Repare que a tabela é percorrida utilizando-se um cursor. Toda vez que um registro atende uma condição, um contador é incrementado e seu valor atual é persistido no respectivo registro.
use tempDB go set nocount on declare @line int = 0; declare @id int = null declare @typeID int = null declare cursorProcesso cursor for select A.id, A.typeID from dbo.ProcessoDemorado as A order by A.orderDate, A.value, A.typeID, A.id open cursorProcesso fetch cursorProcesso into @id, @typeID while @@fetch_status = 0 begin if @typeID not in (1, 2) set @line = @line + 1 update dbo.ProcessoDemorado set line = @line where id = @id fetch cursorProcesso into @id, @typeID end close cursorProcesso deallocate cursorProcesso
O problema aqui não é infraestrutura subdimensionada, tampouco índices mal definidos. De fato, a “dor” é a adoção de uma feature e abordagem inadequada para a implementação desse tipo de solução.

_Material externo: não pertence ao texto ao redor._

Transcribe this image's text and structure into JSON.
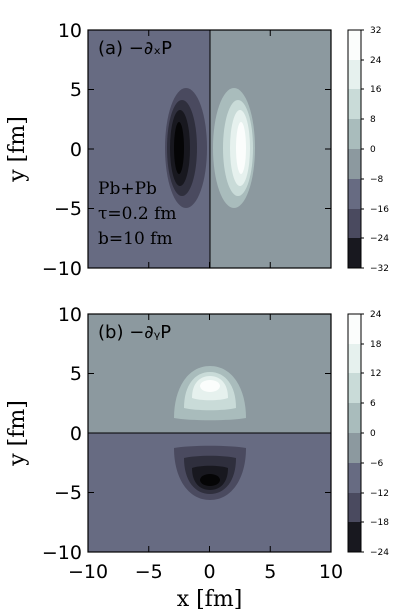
{
  "chart_data": [
    {
      "type": "heatmap",
      "title": "(a) −∂ₓP",
      "ylabel": "y [fm]",
      "xlabel": "",
      "xlim": [
        -10,
        10
      ],
      "ylim": [
        -10,
        10
      ],
      "y_ticks": [
        "10",
        "5",
        "0",
        "−5",
        "−10"
      ],
      "annotations": [
        "Pb+Pb",
        "τ=0.2 fm",
        "b=10 fm"
      ],
      "colorbar_ticks": [
        "32",
        "24",
        "16",
        "8",
        "0",
        "−8",
        "−16",
        "−24",
        "−32"
      ],
      "colorbar_range": [
        -32,
        32
      ],
      "contour_levels": [
        -32,
        -24,
        -16,
        -8,
        0,
        8,
        16,
        24,
        32
      ],
      "features": [
        {
          "kind": "negative lobe",
          "x_center": -2.5,
          "y_center": 0,
          "min_value": -32
        },
        {
          "kind": "positive lobe",
          "x_center": 2.5,
          "y_center": 0,
          "max_value": 32
        }
      ]
    },
    {
      "type": "heatmap",
      "title": "(b) −∂ᵧP",
      "ylabel": "y [fm]",
      "xlabel": "x [fm]",
      "xlim": [
        -10,
        10
      ],
      "ylim": [
        -10,
        10
      ],
      "x_ticks": [
        "−10",
        "−5",
        "0",
        "5",
        "10"
      ],
      "y_ticks": [
        "10",
        "5",
        "0",
        "−5",
        "−10"
      ],
      "colorbar_ticks": [
        "24",
        "18",
        "12",
        "6",
        "0",
        "−6",
        "−12",
        "−18",
        "−24"
      ],
      "colorbar_range": [
        -24,
        24
      ],
      "contour_levels": [
        -24,
        -18,
        -12,
        -6,
        0,
        6,
        12,
        18,
        24
      ],
      "features": [
        {
          "kind": "positive lobe",
          "x_center": 0,
          "y_center": 4,
          "max_value": 24
        },
        {
          "kind": "negative lobe",
          "x_center": 0,
          "y_center": -4,
          "min_value": -24
        }
      ]
    }
  ],
  "colors": {
    "neg_bg": "#676b82",
    "pos_bg": "#8c999f",
    "pos_1": "#a9bcbc",
    "pos_2": "#c9dbd8",
    "pos_3": "#e6f1ee",
    "pos_4": "#fbfdfc",
    "neg_1": "#4a4a5f",
    "neg_2": "#2f2f3d",
    "neg_3": "#18181f",
    "neg_4": "#050506"
  }
}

O código procedural, exposto no exemplo, seria razoável rodando no servidor da aplicação, escrito em uma linguagem como C#. Entretanto, é ineficiente em um banco de dados, onde é mais apropriado tratar o dado em blocos (set-based)
Melhorando a performance de cursores
Nossa recomendação padrão é evitar utilizar cursores. Entretanto, se eles forem indispensáveis, considere declará-los como fast_forward.
declare cursorProcesso cursor local fast_forward
Declarar o cursor assim, não faz milagres, mas pode promover ganhos interessantes. Para saber mais, consulte o estudo de Aaron Bertrand sobre esse tema.
A solução
Resolvemos o problema substituindo a lógica procedural por outra utilizando blocos (set-based).
use tempDB go set nocount on update A set A.line = B.line from dbo.ProcessoDemorado as A inner join ( select A.id, A.rowNumber - A.eventChange as line from ( select A.ID, sum(iif(A.typeID not in (1, 2), 0, 1)) over (order by A.orderDate, A.value, A.typeID, A.id rows between unbounded preceding and current row) as eventChange, row_number() over(order by A.orderDate, A.value, A.typeID, A.id) as rowNumber from dbo.ProcessoDemorado as A ) as A ) as B on A.ID = B.ID
Esta consulta consome apenas 2 segundos (um ganho de mais de 10 vezes).
Conclusão e recomendações
No cenário real, a modificação seguindo os padrões que indicamos reduziu o tempo de processamento de 12 horas para apenas 5 minutos. Os ganhos foram notáveis tanto para quem utiliza o sistema como para quem o mantém, afinal, além do ganho de tempo de processamento, também houve economia de CPU e memória.
Ao otimizar consultas em SQL, muitas vezes é necessário mais do que “melhorar o código”. Muitas vezes, a abordagem inteira está incorreta, logo, é necessário uma reescrita completa.
Técnicas comuns e que funcionam bem para o desenvolvimento de aplicações não são necessariamente boas para bancos de dados. Na verdade, o código que melhoramos aqui foi claramente escrito por um programador de aplicações. Considerando que o banco de dados tem grande impacto na performance, é essencial estudar seu funcionamento, para fazer uso mais apropriado de seus recursos.
Como dissemos, utilizar os recursos certos, do jeito certo, de qualquer tecnologia é determinante para a boa performance de uma aplicação. Usar o banco de dados da maneira errada geralmente implica em problemas desagradáveis que poderiam ser evitados. Antes de botar a culpa no banco, use-o direito!